“Oh, I don’t want to touch him! I never could bear to do anything of this sort!” shuddered Mrs. Garden.
She went up to the boy, nevertheless, and shrinkingly took him by the two dryest spots that she could select on his shoulders and turned him. He resisted her and made the turning unexpectedly hard, considering that he had fallen as he lay when he had entered, as if his last drop of strength had been drained. Pulling him over, Mrs. Garden fell back with a cry.
“Florimel! Florimel, you little wretch! Whatever is wrong with you? Why are you in such clothes?” she gasped.
Florimel lay on her back, the hot sunshine of noon streaming down on her mischievous face. Her black hair, shaken loose by her movement, tumbled about her from the sombrero covering it. Her eyes danced, her red cheeks dimpled, and her teeth gleamed as she lay, laughing till she could not speak, ripples and chuckles shaking her, the picture of supreme enjoyment.
“You handsome imp!” cried her mother, as if she could not help it. “You frightened me almost out of my life. I never dreamed it was you. Whatever did you do it for?”
“That’s why: to scare you,” said Florimel, lying still, in no hurry to get up, nor having much breath with which to do so. “I was watching you this morning and I thought you looked dull; I thought, maybe, you’d like to have something happen. Whenever we get to feeling that way it’s up to Jane or me to start something. I knew Jane wouldn’t dare, not for you, yet, so I did. Got these things down at Allie Ives’, her brother Phil’s, you know.” Florimel turned her brilliant eyes on her sisters, expecting them to recognize Phil Ives. “Allie and I muddied them up—Mrs. Ives didn’t care, Phil’s outgrown them—and we turned the hose on me; I never take cold, Anne knows it! Then I ran home, by the back way, and tumbled in here! I thought it would scare you! It did, didn’t it?” Florimel pleadingly asked her mother, desiring to hear again of her complete success.
“Certainly it did, dreadfully.” Mrs. Garden’s tone was satisfactory to Florimel.
“Didn’t any one see you coming home, Florimel? What would they think!”

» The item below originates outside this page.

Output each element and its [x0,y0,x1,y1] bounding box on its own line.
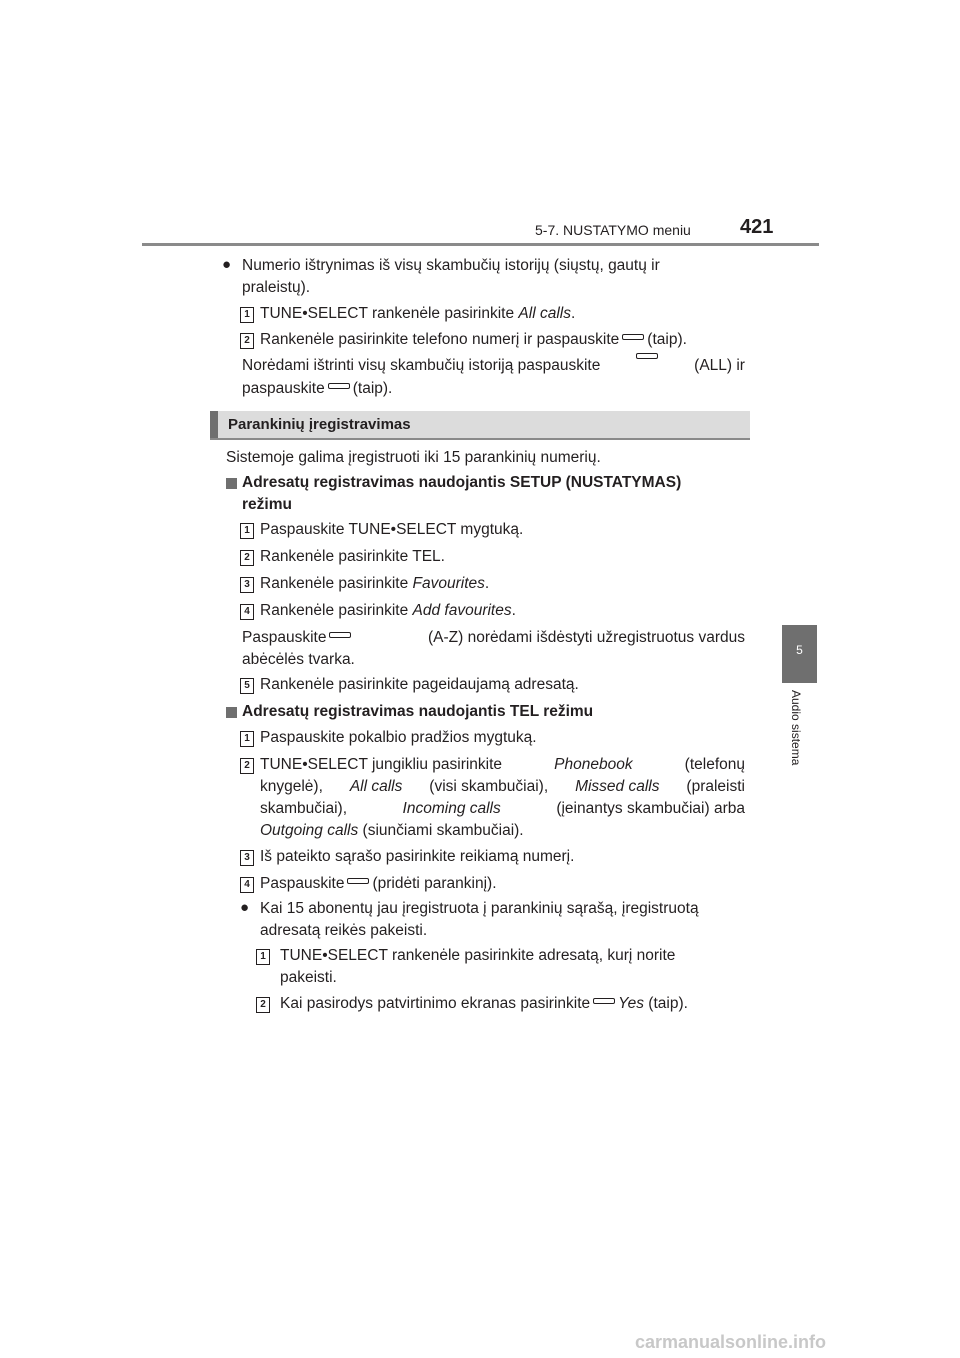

“That’s all right, little motherkins,” cried Florimel, jumping up and displaying her costume, with its muddy wetness, to such a ridiculous effect that there was no scolding her, for it was funny. “I didn’t meet any one but the Episcopalian minister, and he loves nonsense, and the grocer’s boy, and he grinned; he loved it! And an old funny woman down the street who is too nearsighted to see I wasn’t some boy—unless Chum gave me away, but I guess she doesn’t know Chum! Anyhow, people all know we’re the Garden girls, and Vineclad always looks up to Gardens, so it doesn’t matter. Besides, they expect me to cut up; I always do—and Mary never! It’s all right, mothery. Do you like me better as a boy? I do. Why didn’t you let the baby be a boy, little mother? When you had two girls, and she’d have loved so to have been one?”
“Did you actually do this because you wanted to entertain me?” asked Mrs. Garden, looking as helpless as she felt, laughing, yet puzzled by this prank.